Las primeras reincorporaciones del mito afrocubano se verifican en la poesía cubana durante la primera mitad de los años 60, cuando algunos autores enmarcados dentro de la generación del 50 (Pablo Armando Fernández, 1930) y la segunda generación de aquella (Miguel Barnet, 1940, Nancy Morejón, 1944) alcanzan su madurez o comienzan a estructurar su concepción del mundo.
En general, la mirada contemporánea a este problema suele apreciarse mejor si se distinguen en ellos tres grandes líneas o vertientes. Aunque resulte casi innecesario subrayar que no operan de forma pura y frecuentemente se confunden y entremezclan, cabría distinguir, en primer lugar, la existencia de una perspectiva que aborda lo negro como tema y como objeto poético directo, como personaje y protagonista.
Este tratamiento, contenido de manera ordinaria dentro de la línea de la llamada poesía social, aporta la reflexión acerca de la esclavitud y el cimarronaje, y se verifica en poemas a la manera de “Anuncios”, de Pablo Armando Fernández (Toda la poesía, 1961); “Madrigal para cimarrones”, de Nancy Morejón (Octubre imprescindible, 1982) y “El palenque”, de Cos Causse (Balada de un tambor, 1983), un autor posterior cuya poesía apenas ha sido estudiada dentro y fuera de Cuba antes y después de su fallecimiento (2007).

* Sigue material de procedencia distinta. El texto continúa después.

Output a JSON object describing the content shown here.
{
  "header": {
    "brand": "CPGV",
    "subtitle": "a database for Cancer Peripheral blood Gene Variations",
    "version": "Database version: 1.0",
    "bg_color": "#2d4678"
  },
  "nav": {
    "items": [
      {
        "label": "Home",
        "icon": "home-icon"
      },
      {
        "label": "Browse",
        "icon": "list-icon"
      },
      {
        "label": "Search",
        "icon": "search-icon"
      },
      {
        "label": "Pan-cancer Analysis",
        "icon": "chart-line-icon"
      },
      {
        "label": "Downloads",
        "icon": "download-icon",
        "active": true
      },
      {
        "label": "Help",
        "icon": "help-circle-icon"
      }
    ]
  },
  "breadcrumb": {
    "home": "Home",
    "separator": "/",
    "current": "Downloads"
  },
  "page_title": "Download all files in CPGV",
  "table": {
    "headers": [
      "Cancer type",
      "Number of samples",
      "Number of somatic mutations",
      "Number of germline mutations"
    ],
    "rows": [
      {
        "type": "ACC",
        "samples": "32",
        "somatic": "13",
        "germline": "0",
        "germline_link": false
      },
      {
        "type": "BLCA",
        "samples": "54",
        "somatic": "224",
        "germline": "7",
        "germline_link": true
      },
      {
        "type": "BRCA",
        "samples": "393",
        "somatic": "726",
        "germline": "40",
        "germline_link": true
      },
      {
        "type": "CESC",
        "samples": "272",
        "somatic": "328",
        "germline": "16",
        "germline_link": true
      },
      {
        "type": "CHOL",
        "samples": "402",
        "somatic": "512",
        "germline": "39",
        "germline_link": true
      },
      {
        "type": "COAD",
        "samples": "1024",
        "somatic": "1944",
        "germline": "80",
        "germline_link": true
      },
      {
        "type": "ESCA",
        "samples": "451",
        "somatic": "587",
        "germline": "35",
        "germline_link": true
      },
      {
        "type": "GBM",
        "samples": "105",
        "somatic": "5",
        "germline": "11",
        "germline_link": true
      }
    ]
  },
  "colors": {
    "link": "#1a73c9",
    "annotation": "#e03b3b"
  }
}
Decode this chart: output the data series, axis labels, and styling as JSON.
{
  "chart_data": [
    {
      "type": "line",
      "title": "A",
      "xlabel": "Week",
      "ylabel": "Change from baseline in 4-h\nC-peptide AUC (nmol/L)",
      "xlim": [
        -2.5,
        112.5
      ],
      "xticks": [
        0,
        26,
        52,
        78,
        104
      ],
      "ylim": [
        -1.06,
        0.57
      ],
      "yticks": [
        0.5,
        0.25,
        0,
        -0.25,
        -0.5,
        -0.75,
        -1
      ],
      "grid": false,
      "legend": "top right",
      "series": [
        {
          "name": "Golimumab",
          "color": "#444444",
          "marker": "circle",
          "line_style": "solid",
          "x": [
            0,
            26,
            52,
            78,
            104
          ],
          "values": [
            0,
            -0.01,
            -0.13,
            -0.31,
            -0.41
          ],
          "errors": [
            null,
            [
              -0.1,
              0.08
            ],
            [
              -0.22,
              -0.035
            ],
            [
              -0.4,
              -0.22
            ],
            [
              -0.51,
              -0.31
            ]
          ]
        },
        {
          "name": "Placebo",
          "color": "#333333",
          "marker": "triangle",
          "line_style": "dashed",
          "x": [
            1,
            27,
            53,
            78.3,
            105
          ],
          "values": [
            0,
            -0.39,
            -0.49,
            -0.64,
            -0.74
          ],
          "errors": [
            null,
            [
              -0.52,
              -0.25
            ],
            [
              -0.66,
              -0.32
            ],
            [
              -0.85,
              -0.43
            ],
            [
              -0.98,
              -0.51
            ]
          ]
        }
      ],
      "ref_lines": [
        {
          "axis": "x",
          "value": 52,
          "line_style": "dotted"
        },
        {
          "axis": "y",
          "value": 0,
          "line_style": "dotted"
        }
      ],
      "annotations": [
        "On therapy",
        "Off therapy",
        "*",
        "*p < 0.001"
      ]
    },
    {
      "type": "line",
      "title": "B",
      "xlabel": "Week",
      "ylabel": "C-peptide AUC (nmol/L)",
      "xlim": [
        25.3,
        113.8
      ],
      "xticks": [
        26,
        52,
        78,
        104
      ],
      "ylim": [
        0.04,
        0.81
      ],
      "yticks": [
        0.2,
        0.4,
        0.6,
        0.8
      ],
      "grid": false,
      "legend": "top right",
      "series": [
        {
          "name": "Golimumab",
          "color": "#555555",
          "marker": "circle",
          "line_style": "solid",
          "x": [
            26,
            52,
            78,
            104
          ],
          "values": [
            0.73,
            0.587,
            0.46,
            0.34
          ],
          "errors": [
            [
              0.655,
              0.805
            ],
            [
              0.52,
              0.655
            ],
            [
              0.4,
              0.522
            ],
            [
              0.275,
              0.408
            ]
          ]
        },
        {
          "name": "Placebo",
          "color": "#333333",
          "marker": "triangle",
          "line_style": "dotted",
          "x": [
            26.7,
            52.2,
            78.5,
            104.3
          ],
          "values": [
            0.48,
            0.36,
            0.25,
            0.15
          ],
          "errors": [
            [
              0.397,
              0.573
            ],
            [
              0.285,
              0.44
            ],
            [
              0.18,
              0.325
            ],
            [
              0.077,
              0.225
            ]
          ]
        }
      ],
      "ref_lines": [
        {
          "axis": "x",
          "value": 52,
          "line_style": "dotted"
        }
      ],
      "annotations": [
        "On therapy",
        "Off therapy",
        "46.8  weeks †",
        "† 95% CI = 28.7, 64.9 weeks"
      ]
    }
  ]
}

Semejante perspectiva se manifestará asimismo como expresión de empatía hacia los negros en Estados Unidos, el Caribe y África, según se aprecia en “Estos fueron los hechos” (dedicado a Patricio Lumumba), de Pablo Armando Fernández; “Negros”, de Miguel Barnet; “Freedom now” y “Un manzano de Oakland” de Nancy Morejón, y “Leyenda y tributo a Marcus Garvey”, del propio Cos Causse.
Existe además un segundo tratamiento cuyo signo definidor sería la incorporación, a nivel de vivencias, de un conjunto de elementos provenientes de los distintas religiones populares de origen africano —santería, complejo religioso-cultural abakuá, etc.— en una dualidad interna: por una parte, asociados a la evocación y reconstrucción de un pasado familiarmente conocido y, por otra, como expresiones religiosas trasnculturadas.
En un tercer momento se puede advertir un ángulo que se caracteriza por la asunción de mitos y deidades mitológicas del universo afrocubano. Lejos de constituir un aspecto esotérico, lujoso o erudito, esto constituye una especie de reafirmación, de evidentes resonancias martianas, en el sentido de la validez de acudir a una mitología nuestra, susceptible de ser asumida en lo que tiene de poético, justamente en la dirección en que, con similar carácter, la literatura occidental ha trabajado los mitos de procedencia grecolatina, sobre todo a partir de las vanguardias. En el caso particular de América Latina, el nivel de comparación de esta intencionalidad se podría remitir al conocido empleo literario de mitos específicos de Nuestra América, lo cual no niega, sin embargo, la legitimidad de recurrir a un cuerpo mitológico europeo también nuestro.
Por último, continuando las pautas trazadas por la madurez creadora de Nicolás Guillén —con el que estos poetas conservan evidentes nexos de continuidad discernibles, por ejemplo, un poema como “Mujer negra”, de Nancy Morejón, que evoca a “Tengo” y “Vine en un barco negrero”— se produce una incorporación de lo negro en el mismo lugar en que se integran el discurso poético otros grandes temas como la familia, el amor y la muerte. En una palabra, no se asume como objeto de valor independiente y aislado, como centro único y absoluto en la creación literaria —lo cual, como es obvio, implica su inclusión dentro de un mayor nivel de universalidad y riqueza conceptual. Se trata de postulados identitarios que, en suma, determinan una visión peculiar de la realidad nacional contemporánea.